体に絡みついたままの触手が服の中で時折モゾモゾと動き、戸羽はくすぐったさに震えた。これでは逃げろと言われても走ることすらままならない。
 
とりあえず触手を外そうと服をめくり、粘液で胸や股間に張りついている触手を無理矢理引き剥がした。執拗に弄られた部分が刺激されると妙な気持ちになってくる。

「うぅ、こんなので気持ちよくなってるし……俺変態みたいじゃん」
「もうとっくに立派な変態なんじゃないの?」
 
状況にそぐわない、明るく軽薄な声が温かな吐息とともに耳をくすぐる。戸羽はハッとして背後を振り返った。
 
目の前に立っていたのは、二十代かもしかしたら十代後半くらいの若い男だった。柄物の立派なシャツをだらしなく着こなして、髪はブリーチしているのか黄色に近い白色をしている。
 
ヤンキーかと戸羽は思ったものの、こんな状況でのんきに話しかけてくる人間がただの不良なわけがないとかぶりを振った。

「お、お前一体何してるんだ? 危ないから早く逃げろ」
「人間ってやっぱりのんきなもんだねー。生存本能ってやつが退化してんじゃないの?」
「何言ってるんだ? お前まさか怪人の仲間――」
 
嫌な予感がしたその刹那、戸羽の腹を強烈な衝撃が襲った。無防備な腹部に男の拳がめり込んでいる。内臓をかき回されるような痛みと不快感に、戸羽は反射的に身をかがめ、胃から逆流してきた内容物をその場に吐き出した。

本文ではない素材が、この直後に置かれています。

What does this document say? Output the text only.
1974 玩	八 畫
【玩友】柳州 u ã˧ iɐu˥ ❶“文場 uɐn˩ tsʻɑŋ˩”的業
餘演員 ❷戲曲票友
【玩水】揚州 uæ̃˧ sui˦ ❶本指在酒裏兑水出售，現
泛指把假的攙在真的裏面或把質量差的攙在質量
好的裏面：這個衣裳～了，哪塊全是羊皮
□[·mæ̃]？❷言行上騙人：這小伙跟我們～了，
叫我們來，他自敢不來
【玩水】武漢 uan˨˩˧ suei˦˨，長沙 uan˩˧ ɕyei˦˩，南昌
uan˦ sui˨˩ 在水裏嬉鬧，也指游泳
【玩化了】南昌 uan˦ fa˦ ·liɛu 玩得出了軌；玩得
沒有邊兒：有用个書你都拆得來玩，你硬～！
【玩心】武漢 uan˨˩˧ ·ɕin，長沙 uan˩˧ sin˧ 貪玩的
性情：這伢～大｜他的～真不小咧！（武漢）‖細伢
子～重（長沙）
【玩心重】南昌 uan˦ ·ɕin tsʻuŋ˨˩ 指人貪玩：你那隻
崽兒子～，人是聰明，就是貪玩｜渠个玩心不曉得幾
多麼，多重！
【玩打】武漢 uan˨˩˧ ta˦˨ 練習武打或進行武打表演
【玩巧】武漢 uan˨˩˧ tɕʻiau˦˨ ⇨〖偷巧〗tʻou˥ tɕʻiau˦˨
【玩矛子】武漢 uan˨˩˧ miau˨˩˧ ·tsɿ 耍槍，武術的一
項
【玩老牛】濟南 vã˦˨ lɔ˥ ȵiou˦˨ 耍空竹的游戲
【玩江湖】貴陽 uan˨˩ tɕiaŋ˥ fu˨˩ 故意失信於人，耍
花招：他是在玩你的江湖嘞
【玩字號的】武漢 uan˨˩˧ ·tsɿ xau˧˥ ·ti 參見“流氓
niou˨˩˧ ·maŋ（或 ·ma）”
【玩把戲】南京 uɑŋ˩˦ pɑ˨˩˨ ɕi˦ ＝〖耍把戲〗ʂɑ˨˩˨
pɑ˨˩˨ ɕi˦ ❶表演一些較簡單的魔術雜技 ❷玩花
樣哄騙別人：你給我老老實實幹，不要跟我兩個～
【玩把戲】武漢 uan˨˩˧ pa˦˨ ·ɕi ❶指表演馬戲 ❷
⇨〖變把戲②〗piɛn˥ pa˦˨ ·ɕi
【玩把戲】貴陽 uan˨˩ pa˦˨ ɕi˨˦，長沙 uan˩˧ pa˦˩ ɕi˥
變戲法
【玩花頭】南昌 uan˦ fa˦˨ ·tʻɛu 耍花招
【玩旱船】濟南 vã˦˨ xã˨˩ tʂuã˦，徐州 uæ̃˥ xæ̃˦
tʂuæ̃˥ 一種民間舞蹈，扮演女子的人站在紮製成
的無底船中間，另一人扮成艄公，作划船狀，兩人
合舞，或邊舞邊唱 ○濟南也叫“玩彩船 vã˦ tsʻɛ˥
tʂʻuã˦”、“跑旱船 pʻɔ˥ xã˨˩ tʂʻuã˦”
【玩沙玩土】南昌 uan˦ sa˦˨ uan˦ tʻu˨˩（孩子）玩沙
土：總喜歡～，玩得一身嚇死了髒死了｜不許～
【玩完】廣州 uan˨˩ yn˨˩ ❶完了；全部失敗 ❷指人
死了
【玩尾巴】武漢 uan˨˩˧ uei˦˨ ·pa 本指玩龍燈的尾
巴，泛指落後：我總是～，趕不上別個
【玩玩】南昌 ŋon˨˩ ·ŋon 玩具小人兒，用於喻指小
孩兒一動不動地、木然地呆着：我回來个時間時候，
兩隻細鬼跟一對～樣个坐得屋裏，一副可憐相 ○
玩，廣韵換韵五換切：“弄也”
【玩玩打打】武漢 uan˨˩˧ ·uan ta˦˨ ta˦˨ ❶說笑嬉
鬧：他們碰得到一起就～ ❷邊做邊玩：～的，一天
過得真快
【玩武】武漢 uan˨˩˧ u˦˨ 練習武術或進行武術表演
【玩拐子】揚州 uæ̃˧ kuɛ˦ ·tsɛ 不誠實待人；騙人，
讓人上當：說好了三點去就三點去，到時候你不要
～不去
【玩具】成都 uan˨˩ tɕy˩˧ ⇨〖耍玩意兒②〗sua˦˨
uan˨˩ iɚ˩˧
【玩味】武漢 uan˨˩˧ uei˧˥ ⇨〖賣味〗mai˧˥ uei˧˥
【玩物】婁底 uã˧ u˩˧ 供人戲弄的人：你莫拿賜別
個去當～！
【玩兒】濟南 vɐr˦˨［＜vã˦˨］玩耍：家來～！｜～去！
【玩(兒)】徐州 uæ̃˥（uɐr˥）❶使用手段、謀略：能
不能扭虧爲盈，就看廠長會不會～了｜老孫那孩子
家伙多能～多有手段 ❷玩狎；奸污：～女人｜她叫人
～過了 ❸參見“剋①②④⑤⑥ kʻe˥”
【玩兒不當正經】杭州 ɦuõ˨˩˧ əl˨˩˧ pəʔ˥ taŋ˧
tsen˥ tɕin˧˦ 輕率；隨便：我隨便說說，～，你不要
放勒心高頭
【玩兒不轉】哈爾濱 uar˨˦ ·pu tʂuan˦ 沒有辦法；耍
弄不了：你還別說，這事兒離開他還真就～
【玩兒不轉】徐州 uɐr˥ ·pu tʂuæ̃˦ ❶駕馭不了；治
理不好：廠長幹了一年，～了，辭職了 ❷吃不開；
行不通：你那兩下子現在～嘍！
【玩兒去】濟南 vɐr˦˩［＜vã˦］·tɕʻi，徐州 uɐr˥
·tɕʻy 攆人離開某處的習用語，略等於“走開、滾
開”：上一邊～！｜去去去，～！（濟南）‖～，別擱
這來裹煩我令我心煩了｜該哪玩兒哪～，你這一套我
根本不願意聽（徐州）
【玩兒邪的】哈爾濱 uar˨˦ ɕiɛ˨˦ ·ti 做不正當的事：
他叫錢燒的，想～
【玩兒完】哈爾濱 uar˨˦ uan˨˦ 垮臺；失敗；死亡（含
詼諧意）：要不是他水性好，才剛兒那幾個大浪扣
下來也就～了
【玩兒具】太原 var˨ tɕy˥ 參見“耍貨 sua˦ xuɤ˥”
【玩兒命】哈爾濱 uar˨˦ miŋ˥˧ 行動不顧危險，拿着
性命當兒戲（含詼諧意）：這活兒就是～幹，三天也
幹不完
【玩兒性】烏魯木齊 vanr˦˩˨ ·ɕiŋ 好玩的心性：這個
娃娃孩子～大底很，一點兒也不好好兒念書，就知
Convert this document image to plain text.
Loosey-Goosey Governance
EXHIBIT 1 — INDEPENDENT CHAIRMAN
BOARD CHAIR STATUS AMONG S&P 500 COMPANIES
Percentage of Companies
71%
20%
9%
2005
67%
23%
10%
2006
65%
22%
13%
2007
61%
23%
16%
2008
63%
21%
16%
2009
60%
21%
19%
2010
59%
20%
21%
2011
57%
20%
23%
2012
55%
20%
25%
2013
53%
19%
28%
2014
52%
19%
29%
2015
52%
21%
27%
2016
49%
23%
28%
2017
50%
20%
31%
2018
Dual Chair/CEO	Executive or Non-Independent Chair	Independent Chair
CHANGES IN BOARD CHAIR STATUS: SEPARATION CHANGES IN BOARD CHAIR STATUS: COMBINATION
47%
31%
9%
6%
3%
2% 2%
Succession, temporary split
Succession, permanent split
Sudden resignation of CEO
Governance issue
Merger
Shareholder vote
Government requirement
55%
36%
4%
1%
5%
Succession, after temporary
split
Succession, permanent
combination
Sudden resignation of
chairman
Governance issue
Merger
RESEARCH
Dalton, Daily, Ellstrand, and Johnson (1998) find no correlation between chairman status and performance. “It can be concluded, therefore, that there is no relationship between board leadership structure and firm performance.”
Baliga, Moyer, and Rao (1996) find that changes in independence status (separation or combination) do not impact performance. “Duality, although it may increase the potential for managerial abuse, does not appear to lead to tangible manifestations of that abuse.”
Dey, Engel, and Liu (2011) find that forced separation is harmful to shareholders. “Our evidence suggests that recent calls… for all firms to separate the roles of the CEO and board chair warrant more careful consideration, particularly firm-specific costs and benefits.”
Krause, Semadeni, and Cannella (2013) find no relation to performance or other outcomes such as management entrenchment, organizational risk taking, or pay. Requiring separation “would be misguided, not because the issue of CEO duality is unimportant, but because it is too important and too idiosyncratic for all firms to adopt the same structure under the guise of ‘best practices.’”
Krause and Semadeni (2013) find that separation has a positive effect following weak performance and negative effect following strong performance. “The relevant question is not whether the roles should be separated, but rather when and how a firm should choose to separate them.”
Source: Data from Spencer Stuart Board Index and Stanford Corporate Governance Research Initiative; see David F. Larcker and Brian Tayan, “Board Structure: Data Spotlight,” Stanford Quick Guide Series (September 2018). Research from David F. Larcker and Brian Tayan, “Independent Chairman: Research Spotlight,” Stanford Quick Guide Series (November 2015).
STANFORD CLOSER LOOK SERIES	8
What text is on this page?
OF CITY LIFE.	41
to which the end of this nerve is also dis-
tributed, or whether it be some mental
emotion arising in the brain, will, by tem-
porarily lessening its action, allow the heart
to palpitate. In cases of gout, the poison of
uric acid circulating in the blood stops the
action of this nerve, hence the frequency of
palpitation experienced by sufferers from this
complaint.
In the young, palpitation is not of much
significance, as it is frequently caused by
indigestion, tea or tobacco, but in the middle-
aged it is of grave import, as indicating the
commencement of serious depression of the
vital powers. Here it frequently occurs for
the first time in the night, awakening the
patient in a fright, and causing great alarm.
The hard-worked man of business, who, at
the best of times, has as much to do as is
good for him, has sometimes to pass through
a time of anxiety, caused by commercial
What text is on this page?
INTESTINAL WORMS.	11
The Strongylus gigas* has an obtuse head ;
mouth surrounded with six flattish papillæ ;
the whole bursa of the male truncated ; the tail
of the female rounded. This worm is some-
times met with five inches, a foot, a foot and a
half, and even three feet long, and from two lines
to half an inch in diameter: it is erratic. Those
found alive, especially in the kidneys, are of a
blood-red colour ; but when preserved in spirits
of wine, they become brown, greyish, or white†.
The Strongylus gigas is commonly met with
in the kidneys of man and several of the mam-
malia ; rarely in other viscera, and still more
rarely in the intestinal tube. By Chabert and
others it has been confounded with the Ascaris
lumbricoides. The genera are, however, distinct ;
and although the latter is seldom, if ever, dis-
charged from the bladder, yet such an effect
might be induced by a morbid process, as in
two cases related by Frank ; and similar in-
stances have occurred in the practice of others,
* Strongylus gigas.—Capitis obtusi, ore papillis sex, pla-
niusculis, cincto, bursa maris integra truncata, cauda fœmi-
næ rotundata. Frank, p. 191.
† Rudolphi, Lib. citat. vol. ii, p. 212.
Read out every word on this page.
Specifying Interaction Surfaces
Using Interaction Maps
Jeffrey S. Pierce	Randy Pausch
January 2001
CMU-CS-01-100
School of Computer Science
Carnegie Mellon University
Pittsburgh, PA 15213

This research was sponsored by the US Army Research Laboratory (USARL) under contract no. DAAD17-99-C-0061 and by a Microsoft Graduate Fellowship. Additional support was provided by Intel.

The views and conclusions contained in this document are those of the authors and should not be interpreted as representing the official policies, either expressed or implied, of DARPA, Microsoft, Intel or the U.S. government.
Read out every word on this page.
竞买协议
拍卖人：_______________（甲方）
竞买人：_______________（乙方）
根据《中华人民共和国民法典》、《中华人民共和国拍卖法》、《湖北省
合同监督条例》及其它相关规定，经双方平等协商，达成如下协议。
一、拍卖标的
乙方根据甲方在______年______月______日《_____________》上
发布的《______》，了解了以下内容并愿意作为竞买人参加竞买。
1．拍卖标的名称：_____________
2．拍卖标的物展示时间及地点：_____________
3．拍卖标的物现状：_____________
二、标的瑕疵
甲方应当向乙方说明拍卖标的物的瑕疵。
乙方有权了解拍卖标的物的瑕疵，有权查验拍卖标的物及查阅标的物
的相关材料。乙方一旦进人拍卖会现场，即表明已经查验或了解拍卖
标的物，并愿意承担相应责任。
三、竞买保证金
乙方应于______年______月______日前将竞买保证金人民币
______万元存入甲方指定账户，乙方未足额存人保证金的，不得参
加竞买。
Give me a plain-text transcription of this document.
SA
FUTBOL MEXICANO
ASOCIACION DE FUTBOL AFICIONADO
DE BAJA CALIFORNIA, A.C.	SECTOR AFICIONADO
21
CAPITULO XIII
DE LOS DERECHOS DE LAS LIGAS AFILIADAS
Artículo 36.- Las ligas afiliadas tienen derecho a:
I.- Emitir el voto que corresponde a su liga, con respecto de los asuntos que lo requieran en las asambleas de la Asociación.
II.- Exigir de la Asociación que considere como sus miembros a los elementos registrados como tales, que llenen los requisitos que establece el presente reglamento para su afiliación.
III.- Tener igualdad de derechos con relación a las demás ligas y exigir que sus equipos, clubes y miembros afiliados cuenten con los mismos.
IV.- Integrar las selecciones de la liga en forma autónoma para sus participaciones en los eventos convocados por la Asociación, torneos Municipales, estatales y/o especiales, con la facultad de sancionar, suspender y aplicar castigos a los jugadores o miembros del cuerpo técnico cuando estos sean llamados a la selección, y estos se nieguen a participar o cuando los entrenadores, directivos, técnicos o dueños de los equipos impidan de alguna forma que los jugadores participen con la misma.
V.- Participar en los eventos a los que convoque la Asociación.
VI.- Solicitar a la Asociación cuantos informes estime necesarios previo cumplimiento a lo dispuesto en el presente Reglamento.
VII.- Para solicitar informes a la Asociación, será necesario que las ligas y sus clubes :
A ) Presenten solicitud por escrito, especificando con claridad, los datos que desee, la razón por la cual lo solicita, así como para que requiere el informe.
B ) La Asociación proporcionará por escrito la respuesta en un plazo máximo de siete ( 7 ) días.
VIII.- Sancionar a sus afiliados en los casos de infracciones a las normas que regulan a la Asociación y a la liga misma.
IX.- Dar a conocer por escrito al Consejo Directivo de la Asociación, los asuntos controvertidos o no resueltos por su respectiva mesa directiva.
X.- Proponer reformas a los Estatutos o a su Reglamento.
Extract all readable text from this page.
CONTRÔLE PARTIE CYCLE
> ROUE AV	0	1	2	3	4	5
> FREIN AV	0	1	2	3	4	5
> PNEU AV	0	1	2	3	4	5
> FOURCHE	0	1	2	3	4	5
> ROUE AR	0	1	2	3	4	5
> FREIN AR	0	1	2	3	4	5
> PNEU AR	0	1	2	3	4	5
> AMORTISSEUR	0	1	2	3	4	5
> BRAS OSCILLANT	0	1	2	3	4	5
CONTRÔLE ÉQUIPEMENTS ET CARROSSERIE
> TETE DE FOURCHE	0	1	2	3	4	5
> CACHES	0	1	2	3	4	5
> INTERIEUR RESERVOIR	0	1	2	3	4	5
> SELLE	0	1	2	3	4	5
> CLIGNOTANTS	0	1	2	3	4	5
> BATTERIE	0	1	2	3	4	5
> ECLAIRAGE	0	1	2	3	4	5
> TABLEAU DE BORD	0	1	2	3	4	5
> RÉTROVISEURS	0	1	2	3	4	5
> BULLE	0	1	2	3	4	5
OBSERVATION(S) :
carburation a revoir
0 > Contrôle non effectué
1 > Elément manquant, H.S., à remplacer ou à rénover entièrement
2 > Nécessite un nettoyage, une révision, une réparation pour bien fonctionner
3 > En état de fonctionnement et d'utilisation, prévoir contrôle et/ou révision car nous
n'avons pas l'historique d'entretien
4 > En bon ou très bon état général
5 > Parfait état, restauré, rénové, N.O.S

「汚いな。本気で殴ってないのにもう壊れそうになってるし」
「ゲッ、オエェ……! あぁっ、はぁ、うっ……ど、どうして、お前人間なのにどうして怪人の味方なんかするんだ」
「怪人怪人って、俺達にはちゃんとした名前があるんだよ。お前らなんかよりずっと高等な、偉大なる種族。それがシャドウだ」
 
男の体が見る見る間に変貌を遂げていく。戸羽よりも低かった背は二メートルを超し、巨大な体躯へと様変わりした。顔も人間とは似ても似つかず、まるでネコ科の猛獣のようだ。
 
人間の柔らかい皮膚程度なら、ほんの少し触れただけで切り裂いてしまいそうな鉤爪を喉元に突きつけられ、戸羽は叫ぶことも忘れて呆然とした。